# Potential density

The potential density of a fluid parcel at pressure $P$ is the density that the parcel would acquire if adiabatically brought to a reference pressure $P_{0}$, often 1 bar (100 kPa). Whereas density changes with changing pressure, potential density of a fluid parcel is conserved as the pressure experienced by the parcel changes (provided no mixing with other parcels or net heat flux occurs). The concept is used in oceanography[1] and (to a lesser extent) atmospheric science.

Potential density is a dynamically important property: for static stability potential density must decrease upward. If it doesn't, a fluid parcel displaced upward finds itself lighter than its neighbors, and continues to move upward; similarly, a fluid parcel displaced downward would be heavier than its neighbors. This is true even if the density of the fluid decreases upward. In stable conditions (potential density decreasing upward) motion along surfaces of constant potential density (isopycnals) is energetically favored over flow across these surfaces (diapycnal flow), so most of the motion within a 3-D geophysical fluid takes place along these 2-D surfaces.

In oceanography, the symbol $\rho_\theta$ is used to denote potential density, with the reference pressure $P_0$ taken to be the pressure at the ocean surface. The corresponding potential density anomaly is denoted by $\sigma_\theta = \rho_\theta - 1000$ kg/m3. Because the compressibility of seawater varies with salinity and temperature, the reference pressure must chosen to be near the actual pressure to keep the definition of potential density dynamically meaningful. Reference pressures are often chosen as a whole multiple of 100 bar; for water near a pressure of 400 bar (40 MPa), say, the reference pressure 400 bar would be used, and the potential density anomaly symbol would be written $\sigma_4$. Using these reference pressures can be defined the potential density surfaces, used in the analyses of ocean data and to construct models of the ocean current. Neutral density surfaces, defined using another variable called neutral density ($\gamma^n$), can be considered the continuous analog of these potential density surfaces.

Potential density adjusts for the effect of compression in two ways:

• The effect of a parcel's change in volume due to a change in pressure (as pressure increases, volume decreases).
• The effect of the parcel's change in temperature due to adiabatic change in pressure (as pressure increases, temperature increases).

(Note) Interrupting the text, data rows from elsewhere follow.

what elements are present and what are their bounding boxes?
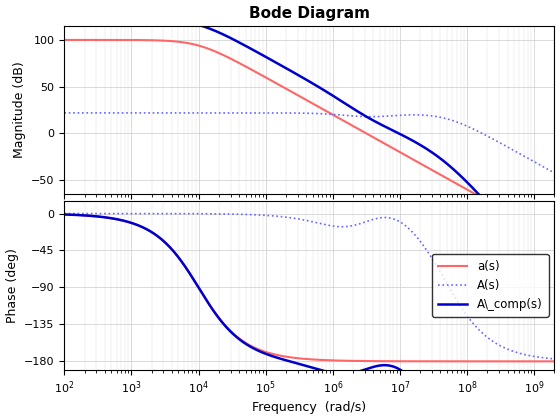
X-axis label: Frequency  (rad/s): Frequency (rad/s) — [253, 402, 366, 415]
Legend: a(s), A(s), A\_comp(s): a(s), A(s), A\_comp(s) — [432, 254, 549, 317]
Y-axis label: Phase (deg): Phase (deg) — [6, 248, 18, 323]
Title: Bode Diagram: Bode Diagram — [249, 5, 370, 21]
Y-axis label: Magnitude (dB): Magnitude (dB) — [13, 62, 26, 158]
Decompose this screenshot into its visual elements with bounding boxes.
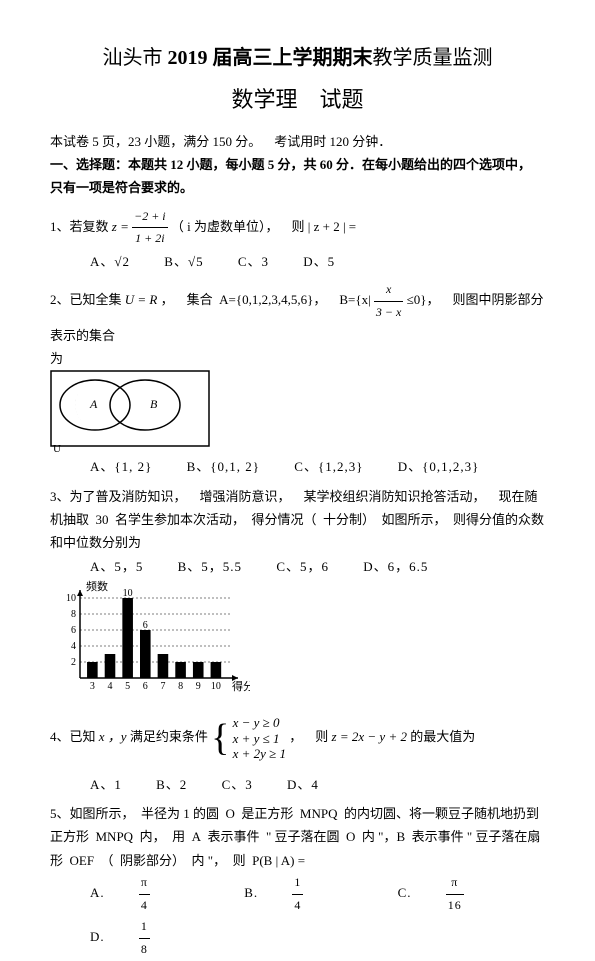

A parcel's density may be calculated from an equation of state:

$\rho = \rho(P,T,S_1,S_2,...)$

where $T$ is temperature, $P$ is pressure and $S_n$ are other tracers that affect density (e.g. salinity of seawater). The potential density would then be calculated as:

$\rho_\theta = \rho(P_0,\theta,S_1,S_2,...)$

where $\theta$ is the potential temperature of the fluid parcel for the same reference pressure $P_0$.